Or, personne n’osait s’unir à eux. Les habitants se barricadaient dans leurs
maisons, les marchands fermaient leurs boutiques, la terreur et la crainte se
répandaient partout.
    Seul un vieux mendiant à la peau rougie par la gale daigna
leur accorder un coup d’œil. Pour lui, cet épisode ne changeait rien.
     
     
    Romae,
in Curia Pompeii, Id. Mart., hora quinta
    Rome,
curie de Pompée, 15 mars, dix heures du matin
     
    Publius Sextius arriva au galop et sauta à terre devant les
marches de la curie tachées de sang.
    Il gravit l’escalier en proie à un désespoir infini.

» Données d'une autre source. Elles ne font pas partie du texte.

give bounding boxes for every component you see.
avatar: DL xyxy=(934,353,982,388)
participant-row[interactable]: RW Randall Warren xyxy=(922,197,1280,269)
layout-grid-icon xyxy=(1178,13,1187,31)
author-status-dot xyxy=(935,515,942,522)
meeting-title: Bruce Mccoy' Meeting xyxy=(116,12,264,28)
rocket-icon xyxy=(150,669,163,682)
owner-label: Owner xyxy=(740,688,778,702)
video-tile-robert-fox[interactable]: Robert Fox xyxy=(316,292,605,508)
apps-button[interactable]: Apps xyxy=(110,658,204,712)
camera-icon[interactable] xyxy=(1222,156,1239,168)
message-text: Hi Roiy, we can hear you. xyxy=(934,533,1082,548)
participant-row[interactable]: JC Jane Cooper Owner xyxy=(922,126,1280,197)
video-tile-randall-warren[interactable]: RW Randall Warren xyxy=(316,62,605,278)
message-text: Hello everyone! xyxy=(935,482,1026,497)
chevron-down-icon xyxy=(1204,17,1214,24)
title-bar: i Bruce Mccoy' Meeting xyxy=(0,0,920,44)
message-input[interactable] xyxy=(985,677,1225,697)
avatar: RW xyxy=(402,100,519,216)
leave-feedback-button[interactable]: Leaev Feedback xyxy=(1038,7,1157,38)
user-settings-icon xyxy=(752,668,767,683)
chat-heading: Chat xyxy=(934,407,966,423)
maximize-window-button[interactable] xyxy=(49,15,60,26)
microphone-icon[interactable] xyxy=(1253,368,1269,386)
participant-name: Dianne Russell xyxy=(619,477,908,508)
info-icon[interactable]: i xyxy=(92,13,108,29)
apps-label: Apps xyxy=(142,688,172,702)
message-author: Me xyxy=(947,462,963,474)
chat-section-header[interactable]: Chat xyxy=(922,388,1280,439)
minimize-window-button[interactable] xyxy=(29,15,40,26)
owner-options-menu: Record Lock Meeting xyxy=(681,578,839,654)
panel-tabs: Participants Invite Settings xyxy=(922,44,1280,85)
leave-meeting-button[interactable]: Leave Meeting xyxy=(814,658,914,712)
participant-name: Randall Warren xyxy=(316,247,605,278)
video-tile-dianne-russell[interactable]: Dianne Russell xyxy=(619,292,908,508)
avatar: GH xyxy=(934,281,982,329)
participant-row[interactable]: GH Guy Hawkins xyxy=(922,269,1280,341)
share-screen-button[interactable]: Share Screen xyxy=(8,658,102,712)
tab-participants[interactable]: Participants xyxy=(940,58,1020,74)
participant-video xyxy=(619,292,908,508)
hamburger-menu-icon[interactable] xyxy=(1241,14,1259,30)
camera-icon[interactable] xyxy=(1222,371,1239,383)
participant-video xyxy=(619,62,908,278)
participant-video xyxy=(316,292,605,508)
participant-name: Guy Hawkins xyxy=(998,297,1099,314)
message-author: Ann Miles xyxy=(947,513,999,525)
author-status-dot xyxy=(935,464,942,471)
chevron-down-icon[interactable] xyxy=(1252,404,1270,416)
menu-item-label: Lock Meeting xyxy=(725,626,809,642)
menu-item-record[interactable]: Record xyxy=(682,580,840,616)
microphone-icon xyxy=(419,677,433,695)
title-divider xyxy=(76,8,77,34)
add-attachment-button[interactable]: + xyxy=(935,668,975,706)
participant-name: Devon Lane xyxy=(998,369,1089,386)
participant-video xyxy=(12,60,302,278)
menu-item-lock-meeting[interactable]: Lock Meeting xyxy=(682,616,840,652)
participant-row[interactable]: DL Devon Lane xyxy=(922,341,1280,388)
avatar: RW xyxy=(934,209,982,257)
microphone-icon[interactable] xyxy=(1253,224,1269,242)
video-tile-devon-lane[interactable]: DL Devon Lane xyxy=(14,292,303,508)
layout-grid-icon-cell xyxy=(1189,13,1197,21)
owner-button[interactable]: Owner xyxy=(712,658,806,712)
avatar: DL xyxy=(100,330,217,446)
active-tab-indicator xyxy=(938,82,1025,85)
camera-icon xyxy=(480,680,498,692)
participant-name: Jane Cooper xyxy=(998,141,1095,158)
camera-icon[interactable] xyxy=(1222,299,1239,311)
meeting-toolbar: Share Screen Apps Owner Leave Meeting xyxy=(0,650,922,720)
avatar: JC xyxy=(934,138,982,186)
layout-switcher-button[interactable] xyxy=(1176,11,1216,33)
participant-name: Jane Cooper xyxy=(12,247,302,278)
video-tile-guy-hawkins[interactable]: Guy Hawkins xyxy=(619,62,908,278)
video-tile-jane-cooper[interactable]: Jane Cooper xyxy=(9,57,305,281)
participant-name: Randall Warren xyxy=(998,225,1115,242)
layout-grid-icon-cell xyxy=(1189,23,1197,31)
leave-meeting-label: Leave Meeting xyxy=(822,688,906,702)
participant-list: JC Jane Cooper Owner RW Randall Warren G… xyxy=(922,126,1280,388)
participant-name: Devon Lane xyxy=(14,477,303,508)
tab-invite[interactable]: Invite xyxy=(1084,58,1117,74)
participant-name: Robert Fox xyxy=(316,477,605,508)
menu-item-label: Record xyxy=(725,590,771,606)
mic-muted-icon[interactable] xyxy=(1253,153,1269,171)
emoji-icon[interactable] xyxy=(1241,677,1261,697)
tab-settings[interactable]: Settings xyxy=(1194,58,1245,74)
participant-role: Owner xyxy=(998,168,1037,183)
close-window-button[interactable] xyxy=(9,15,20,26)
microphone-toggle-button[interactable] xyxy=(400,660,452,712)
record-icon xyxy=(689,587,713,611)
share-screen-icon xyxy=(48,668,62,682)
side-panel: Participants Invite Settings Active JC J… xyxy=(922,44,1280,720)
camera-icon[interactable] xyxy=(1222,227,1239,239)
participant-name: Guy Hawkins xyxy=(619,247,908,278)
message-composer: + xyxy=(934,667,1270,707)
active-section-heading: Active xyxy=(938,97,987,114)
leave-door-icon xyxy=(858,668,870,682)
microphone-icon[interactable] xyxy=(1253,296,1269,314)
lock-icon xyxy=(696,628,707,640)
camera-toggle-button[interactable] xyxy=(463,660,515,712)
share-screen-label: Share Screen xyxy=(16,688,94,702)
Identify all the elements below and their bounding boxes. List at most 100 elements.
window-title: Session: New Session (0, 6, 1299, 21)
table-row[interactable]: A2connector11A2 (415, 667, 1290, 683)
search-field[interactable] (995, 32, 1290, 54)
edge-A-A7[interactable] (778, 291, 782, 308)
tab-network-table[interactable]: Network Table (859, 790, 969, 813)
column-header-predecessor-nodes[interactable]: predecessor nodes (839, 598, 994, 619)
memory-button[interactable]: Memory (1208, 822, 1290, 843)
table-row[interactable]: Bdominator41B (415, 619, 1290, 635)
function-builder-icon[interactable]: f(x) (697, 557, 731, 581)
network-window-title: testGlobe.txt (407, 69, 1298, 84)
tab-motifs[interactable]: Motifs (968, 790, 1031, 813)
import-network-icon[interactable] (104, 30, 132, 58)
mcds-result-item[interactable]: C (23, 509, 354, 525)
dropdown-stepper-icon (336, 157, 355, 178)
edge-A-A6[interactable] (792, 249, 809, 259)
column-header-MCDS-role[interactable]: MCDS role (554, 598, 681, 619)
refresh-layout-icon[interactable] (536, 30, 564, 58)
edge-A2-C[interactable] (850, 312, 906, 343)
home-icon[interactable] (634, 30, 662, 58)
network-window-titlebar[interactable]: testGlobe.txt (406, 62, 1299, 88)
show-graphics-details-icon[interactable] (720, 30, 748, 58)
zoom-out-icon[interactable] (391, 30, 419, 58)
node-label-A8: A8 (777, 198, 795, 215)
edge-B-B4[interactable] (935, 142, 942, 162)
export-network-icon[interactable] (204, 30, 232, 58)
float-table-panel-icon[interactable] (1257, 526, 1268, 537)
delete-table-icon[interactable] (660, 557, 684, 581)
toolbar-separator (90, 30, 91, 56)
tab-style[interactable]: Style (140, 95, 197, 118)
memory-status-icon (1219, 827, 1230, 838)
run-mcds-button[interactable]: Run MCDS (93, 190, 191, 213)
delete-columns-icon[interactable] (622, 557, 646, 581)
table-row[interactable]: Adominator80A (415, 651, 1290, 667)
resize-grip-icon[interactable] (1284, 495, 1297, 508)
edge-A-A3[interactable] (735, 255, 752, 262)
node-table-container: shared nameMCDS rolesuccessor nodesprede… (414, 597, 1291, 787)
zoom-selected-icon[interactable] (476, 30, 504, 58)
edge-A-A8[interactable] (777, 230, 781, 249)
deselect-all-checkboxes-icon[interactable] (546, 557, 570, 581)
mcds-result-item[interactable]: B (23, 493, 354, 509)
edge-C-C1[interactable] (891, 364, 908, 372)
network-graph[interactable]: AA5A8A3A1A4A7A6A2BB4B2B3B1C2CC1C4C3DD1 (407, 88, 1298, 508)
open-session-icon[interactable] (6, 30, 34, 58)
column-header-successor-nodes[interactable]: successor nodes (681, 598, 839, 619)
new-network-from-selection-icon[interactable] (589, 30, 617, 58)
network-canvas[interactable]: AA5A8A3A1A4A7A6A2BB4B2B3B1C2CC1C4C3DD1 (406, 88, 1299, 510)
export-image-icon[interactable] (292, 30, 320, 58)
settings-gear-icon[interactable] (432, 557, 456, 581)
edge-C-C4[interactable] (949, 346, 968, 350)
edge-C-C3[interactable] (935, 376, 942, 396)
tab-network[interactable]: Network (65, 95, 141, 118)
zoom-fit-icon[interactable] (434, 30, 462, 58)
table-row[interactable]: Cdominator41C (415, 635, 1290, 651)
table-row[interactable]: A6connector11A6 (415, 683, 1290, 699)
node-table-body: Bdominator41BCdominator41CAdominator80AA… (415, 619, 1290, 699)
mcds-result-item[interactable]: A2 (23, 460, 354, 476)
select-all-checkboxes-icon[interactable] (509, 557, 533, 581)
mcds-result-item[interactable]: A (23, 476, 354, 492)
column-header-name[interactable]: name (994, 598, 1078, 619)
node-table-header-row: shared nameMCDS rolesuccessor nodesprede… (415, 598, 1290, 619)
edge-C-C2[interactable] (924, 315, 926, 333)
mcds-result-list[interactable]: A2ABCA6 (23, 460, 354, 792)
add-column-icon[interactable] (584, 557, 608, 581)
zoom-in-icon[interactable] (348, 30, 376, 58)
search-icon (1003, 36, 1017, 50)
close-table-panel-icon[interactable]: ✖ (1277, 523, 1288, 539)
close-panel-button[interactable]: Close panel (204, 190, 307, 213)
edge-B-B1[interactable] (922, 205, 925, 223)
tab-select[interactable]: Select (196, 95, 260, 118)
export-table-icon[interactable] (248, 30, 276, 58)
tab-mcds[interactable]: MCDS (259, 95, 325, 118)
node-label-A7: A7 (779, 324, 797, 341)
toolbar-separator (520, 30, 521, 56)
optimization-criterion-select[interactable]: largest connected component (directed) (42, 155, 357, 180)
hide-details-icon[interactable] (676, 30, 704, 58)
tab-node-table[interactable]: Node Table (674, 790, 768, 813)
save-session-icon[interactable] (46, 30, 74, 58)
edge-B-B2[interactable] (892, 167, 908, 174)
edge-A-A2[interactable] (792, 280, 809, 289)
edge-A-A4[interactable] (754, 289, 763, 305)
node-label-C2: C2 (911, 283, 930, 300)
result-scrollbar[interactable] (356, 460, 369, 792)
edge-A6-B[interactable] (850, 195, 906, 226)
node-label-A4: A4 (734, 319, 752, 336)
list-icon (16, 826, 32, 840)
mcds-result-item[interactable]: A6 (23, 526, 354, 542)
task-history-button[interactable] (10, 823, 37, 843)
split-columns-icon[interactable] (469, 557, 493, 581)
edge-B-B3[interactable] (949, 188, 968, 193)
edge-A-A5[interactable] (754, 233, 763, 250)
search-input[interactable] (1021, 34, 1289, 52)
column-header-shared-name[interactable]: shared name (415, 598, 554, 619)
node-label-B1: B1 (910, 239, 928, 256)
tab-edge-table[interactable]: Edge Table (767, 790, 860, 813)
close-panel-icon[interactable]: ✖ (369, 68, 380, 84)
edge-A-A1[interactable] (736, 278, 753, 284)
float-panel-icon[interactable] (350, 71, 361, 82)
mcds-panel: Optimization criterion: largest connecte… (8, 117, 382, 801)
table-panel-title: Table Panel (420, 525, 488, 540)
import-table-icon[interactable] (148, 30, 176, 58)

    Ses efforts avaient été inutiles.
    Une terrible scène s’offrit à lui : le corps mutilé de
César, sa toge ensanglantée, l’expression impassible de la statue de Pompée.
    Le silence. Sanglant, lui aussi.
    De derrière le piédestal surgit Antistius, les yeux remplis
de terreur et de larmes. « Aide-moi », lui dit-il.
    Quatre domestiques entrèrent, munis de la civière pliante
dont ils ne se séparaient jamais, selon les ordres du médecin. Ils la
déposèrent au sol.
    Le centurion saisit le corps par les épaules et l’allongea
sur la civière, tandis qu’Antistius le soulevait par les pieds. Ils le
recouvrirent du mieux qu’ils purent avec la toge maculée de sang.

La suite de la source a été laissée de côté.